I'm not sure I understand, whenever the next buffer app source wants is not consecutively after the last, seek-data is required (and sent). What does "assume the flush will be accompanied by a seek-data signal" mean? The app source client doesn't have any conception of a flush, just seek-data and need-data, and to fix this problem all we need to do is add a quite rational check that push_data is responding to the latest seek/need data pair.
Let me try to explain more clearly. At least one race, the one I've been trying to describe, looks like this:
read thread main thread
push seek event retrieve data validate offset send flush-start emit seek-data send flush-stop push-buffer
At which point appsrc will get the wrong buffer.
Solution 1 has us rely on the seek-data signal to effectively wait for the read thread (most likely using the parser mutex) and, in a sense, put a barrier between reads occuring before and after the flush.
I mean, yeah, but from the perspective of the interface, all we are doing is making sure that buffers that are responding to requests from before a seek-data don't get sent, which I really don't think should be too controversial. That the seek happens to be caused by a flush shouldn't matter, we're putting a barrier between buffers sent for a different offset, and the current offset we've gotten from seek-data. Honestly, I'm not even sure this is a GStreamer bug, should they really have to handle a case where the client responds with an incorrect buffer after a seek?

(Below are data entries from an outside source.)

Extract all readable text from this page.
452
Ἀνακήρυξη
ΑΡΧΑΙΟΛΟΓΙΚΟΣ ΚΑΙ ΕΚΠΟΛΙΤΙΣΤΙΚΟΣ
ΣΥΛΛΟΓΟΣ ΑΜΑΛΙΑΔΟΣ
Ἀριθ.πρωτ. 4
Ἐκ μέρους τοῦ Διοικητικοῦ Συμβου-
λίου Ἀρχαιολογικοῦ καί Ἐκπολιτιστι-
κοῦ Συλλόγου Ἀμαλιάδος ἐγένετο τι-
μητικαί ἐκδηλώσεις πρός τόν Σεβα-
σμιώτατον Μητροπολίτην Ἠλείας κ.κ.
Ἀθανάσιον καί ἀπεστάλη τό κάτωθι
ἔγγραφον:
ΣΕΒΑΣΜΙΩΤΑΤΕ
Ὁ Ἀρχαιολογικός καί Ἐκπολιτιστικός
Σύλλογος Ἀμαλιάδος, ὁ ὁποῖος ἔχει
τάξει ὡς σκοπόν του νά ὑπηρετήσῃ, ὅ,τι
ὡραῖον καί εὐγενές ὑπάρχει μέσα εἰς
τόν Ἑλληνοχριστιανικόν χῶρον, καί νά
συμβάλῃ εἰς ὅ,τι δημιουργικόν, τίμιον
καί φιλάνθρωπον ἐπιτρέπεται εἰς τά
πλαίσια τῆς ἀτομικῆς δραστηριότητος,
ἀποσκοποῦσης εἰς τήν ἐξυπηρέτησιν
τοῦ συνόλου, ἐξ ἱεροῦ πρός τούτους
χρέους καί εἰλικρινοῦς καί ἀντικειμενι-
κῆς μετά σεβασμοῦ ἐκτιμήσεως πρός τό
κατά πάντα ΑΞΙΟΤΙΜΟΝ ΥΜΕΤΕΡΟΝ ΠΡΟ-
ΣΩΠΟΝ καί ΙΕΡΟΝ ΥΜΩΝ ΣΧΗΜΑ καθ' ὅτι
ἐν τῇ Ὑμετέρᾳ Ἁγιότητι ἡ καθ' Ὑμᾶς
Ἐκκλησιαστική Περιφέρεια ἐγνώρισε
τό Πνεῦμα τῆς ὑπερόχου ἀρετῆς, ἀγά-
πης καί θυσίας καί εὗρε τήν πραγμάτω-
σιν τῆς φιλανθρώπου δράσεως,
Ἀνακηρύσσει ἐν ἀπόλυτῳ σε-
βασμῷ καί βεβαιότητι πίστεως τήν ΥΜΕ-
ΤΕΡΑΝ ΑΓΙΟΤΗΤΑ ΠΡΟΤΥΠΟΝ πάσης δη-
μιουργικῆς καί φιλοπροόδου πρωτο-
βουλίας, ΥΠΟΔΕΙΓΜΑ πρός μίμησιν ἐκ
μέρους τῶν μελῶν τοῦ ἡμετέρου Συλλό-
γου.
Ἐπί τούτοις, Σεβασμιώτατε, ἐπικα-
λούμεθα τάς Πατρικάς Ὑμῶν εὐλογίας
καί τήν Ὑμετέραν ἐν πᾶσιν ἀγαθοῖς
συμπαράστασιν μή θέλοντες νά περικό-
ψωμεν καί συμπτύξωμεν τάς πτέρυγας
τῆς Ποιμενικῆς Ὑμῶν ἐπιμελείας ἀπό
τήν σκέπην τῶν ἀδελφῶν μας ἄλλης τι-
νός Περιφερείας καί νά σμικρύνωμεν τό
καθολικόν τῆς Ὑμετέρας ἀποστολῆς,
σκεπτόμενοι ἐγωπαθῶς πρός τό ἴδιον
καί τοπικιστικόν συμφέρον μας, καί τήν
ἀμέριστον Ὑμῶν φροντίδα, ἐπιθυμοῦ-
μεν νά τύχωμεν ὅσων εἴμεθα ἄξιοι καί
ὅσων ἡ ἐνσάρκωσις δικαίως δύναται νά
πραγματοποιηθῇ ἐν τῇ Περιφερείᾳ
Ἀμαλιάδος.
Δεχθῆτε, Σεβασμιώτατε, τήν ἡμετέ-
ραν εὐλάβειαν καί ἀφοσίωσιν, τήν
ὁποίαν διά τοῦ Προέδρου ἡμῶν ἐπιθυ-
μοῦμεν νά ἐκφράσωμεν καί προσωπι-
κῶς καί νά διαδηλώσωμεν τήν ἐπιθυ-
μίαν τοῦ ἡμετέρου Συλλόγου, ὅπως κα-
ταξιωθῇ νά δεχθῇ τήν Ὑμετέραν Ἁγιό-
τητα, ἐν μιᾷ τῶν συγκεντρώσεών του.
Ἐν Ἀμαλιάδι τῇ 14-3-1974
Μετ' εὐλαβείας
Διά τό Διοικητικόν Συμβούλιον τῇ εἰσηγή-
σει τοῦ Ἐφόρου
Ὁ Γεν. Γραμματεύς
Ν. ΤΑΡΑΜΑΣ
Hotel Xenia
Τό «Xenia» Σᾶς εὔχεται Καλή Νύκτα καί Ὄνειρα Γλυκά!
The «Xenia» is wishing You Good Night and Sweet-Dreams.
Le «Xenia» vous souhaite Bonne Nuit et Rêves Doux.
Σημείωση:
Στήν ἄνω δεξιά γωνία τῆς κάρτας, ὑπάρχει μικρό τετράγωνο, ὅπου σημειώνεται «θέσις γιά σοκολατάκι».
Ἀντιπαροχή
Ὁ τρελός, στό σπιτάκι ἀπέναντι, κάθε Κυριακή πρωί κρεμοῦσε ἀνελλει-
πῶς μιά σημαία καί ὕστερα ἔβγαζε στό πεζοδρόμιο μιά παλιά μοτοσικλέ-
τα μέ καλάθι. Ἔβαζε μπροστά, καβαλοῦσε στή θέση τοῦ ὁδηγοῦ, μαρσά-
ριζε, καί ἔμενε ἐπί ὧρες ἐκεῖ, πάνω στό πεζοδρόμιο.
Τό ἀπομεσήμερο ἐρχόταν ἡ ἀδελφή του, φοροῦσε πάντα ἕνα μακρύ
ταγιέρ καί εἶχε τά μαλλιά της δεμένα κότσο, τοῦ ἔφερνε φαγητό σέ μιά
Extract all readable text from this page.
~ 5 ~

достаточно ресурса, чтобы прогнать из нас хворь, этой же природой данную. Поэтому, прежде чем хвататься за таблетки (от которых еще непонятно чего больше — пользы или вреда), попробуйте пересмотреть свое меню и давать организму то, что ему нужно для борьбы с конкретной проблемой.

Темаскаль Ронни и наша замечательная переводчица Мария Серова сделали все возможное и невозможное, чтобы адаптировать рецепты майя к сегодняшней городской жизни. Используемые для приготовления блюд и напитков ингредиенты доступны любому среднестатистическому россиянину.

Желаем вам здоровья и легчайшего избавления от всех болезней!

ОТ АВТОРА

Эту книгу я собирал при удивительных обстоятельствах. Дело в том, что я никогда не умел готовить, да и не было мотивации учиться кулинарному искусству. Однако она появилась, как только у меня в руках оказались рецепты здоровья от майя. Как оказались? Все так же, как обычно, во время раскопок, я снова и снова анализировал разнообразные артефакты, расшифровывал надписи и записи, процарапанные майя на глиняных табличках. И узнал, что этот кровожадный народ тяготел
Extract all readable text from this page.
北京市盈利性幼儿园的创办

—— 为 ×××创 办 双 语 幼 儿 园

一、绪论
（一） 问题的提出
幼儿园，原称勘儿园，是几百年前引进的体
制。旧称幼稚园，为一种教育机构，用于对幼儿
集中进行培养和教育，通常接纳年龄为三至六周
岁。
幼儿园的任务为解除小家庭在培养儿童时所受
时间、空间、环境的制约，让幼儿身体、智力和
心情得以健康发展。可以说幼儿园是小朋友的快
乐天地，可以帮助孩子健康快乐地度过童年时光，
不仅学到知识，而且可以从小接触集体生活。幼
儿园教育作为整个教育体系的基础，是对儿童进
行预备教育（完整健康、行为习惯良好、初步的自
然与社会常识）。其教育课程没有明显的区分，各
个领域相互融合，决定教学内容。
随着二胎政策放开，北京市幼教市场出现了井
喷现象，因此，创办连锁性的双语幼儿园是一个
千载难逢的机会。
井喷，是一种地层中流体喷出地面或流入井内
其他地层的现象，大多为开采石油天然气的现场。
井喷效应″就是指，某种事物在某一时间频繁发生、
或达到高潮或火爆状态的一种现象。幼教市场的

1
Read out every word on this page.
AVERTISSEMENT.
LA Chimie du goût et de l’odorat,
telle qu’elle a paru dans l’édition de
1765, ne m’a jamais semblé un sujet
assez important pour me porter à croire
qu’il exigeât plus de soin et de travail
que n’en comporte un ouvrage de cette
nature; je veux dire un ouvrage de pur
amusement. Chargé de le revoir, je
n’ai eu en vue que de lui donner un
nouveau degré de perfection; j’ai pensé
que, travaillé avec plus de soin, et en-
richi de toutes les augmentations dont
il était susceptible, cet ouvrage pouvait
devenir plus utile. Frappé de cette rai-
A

I don't think this is obvious at all. It's certainly not called out in the documentation. And, moreover, it's a lot of work, and it doesn't even look like a remotely idiomatic solution. Not to mention that, as I've said, appsrc really has no reason to send seek-data at all here.
I'm pretty sure that you're correct that putting the whole of wg_parser_push_data inside a mutex, and the seek-data callback inside the same mutex, is actually sufficient to fix this race. But that stops being true if appsrc stops sending seek-data here.
Fundamentally the API contract here is that you don't send old buffers after a flush stops. DirectShow and GStreamer are both built on that idea. I believe that Media Foundation does away with it, which is one of the good things about Media Foundation. appsrc doesn't expose flushes to us, and it doesn't seem to do a good enough job of taking care of them itself. Trying to infer when they happen is too fragile for my taste.